10.0 Temporary reduction and temporary exemption
(1) Notwithstanding any other provision of this bylaw, the following shall apply:
- notwithstanding anything to the contrary, residential development and or residential redevelopment in the Uptown having a density exceeding 100 residential units per hectare based on the net land area shall convey parkland at an alternative rate of 0.10 hectares per 300 units.
- notwithstanding Subsection 10.1.1. of this bylaw, the parkland conveyance for residential development and or residential redevelopment in the Uptown having a density exceeding 100 residential units per hectare based on the net land area shall not exceed:
- where the parkland requirement is satisfied through the conveyance of land, fifteen per cent (15%) of the net land area;
- where the parkland requirement is satisfied through cash-in-lieu of land, fifteen per cent (15%) of the value of the net land area;
- where the parkland requirement is satisfied through a combination of the conveyance of land and cash-in-lieu, cash-in-lieu shall not exceed the value of the reduced land area;
- for Subsections 10.1.2.2. and 10.1.2.3. of this bylaw, land values shall be determined by an independent accredited real-estate appraiser retained by and at the expense of the land owner, in accordance with Section 7 of this bylaw.
- notwithstanding anything to the contrary, in the Uptown, the following shall be exempt from the parkland requirements of this bylaw:
- office buildings;
- office and ground floor commercial uses of a mixed building.
- notwithstanding anything to the contrary, city-wide, industrial development and industrial redevelopment shall be exempt from the parkland requirements of this bylaw.

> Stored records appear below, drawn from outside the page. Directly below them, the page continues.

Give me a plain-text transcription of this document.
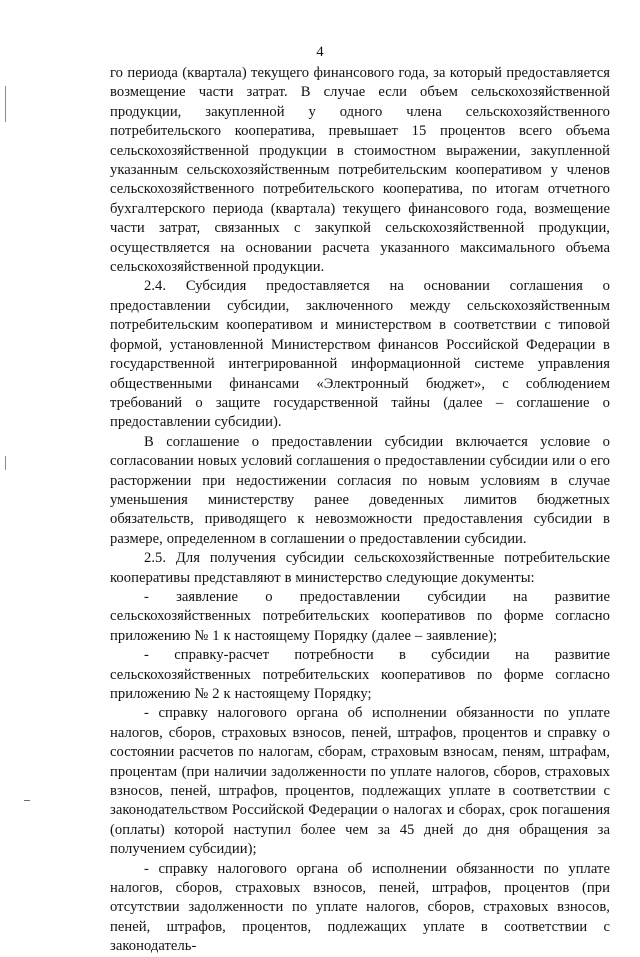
4

го периода (квартала) текущего финансового года, за который предоставляется возмещение части затрат. В случае если объем сельскохозяйственной продукции, закупленной у одного члена сельскохозяйственного потребительского кооператива, превышает 15 процентов всего объема сельскохозяйственной продукции в стоимостном выражении, закупленной указанным сельскохозяйственным потребительским кооперативом у членов сельскохозяйственного потребительского кооператива, по итогам отчетного бухгалтерского периода (квартала) текущего финансового года, возмещение части затрат, связанных с закупкой сельскохозяйственной продукции, осуществляется на основании расчета указанного максимального объема сельскохозяйственной продукции.

2.4. Субсидия предоставляется на основании соглашения о предоставлении субсидии, заключенного между сельскохозяйственным потребительским кооперативом и министерством в соответствии с типовой формой, установленной Министерством финансов Российской Федерации в государственной интегрированной информационной системе управления общественными финансами «Электронный бюджет», с соблюдением требований о защите государственной тайны (далее – соглашение о предоставлении субсидии).

В соглашение о предоставлении субсидии включается условие о согласовании новых условий соглашения о предоставлении субсидии или о его расторжении при недостижении согласия по новым условиям в случае уменьшения министерству ранее доведенных лимитов бюджетных обязательств, приводящего к невозможности предоставления субсидии в размере, определенном в соглашении о предоставлении субсидии.

2.5. Для получения субсидии сельскохозяйственные потребительские кооперативы представляют в министерство следующие документы:

- заявление о предоставлении субсидии на развитие сельскохозяйственных потребительских кооперативов по форме согласно приложению № 1 к настоящему Порядку (далее – заявление);

- справку-расчет потребности в субсидии на развитие сельскохозяйственных потребительских кооперативов по форме согласно приложению № 2 к настоящему Порядку;

- справку налогового органа об исполнении обязанности по уплате налогов, сборов, страховых взносов, пеней, штрафов, процентов и справку о состоянии расчетов по налогам, сборам, страховым взносам, пеням, штрафам, процентам (при наличии задолженности по уплате налогов, сборов, страховых взносов, пеней, штрафов, процентов, подлежащих уплате в соответствии с законодательством Российской Федерации о налогах и сборах, срок погашения (оплаты) которой наступил более чем за 45 дней до дня обращения за получением субсидии);

- справку налогового органа об исполнении обязанности по уплате налогов, сборов, страховых взносов, пеней, штрафов, процентов (при отсутствии задолженности по уплате налогов, сборов, страховых взносов, пеней, штрафов, процентов, подлежащих уплате в соответствии с законодатель-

(2) The temporary reduction and temporary exemption as set out in Section 10 of this bylaw shall end and cease at 11:59 p.m. on December 31, 2024.
11.0 Transition
(1) The provisions of this bylaw shall take effect and will apply in regard to applications (consent, condominium, subdivision, site plan, and building permit applications) which:
- have not been deemed complete by the City, Chief Building Official or Regional Municipality of Waterloo prior to the effective date of this bylaw, in the case of consent, condominium, subdivision or building permit applications;
- have not been given final approval by the Director of Planning for the City of Waterloo prior to the effective date of this bylaw, in the case of site plan applications; or
- are submitted after the effective date of this bylaw
12.0 Administration
The administration of this bylaw and the determination of the application of this bylaw shall be made by the City's Director of Planning or their designate.
13.0 Bylaw repeals
(1) By-law No. 2011-024, as amended by By-law No. 2011-098, is hereby repealed.
(2) By-law Nos. 2015-044 and 2020-051 are hereby repealed.
14.0 Effective date
This bylaw shall come into force and effect on September 26, 2022.
Schedule 'A'
Opinion of value assumptions
The professional opinion of value for the lands shall be determined:
(1) in regard to the net land area;
(2) in regard to the value of the land only. The land to be valued should be treated as vacant and with no on-site improvements or buildings and without the inclusions of any development charges or credits which may otherwise be applicable.
(3) assuming there are no rights of way, easements, encroachments, encumbrances, restrictions, leases or covenants that would in any way affect the valuation, unless expressly demonstrated by the applicant/owner, to the satisfaction of the City of Waterloo.
(4) assuming rights of way, easements or encroachments affecting the lands are legally enforceable.
(5) assuming the soil conditions at the subject site have the necessary bearing capacity to support typical improvements, unless expressly demonstrated by the applicant/owner, to the satisfaction of the City of Waterloo.
(6) assuming the lands are free and clear of any environmental condition, past, present or future that might affect the market value, unless expressly demonstrated by the applicant/owner, to the satisfaction of the City of Waterloo.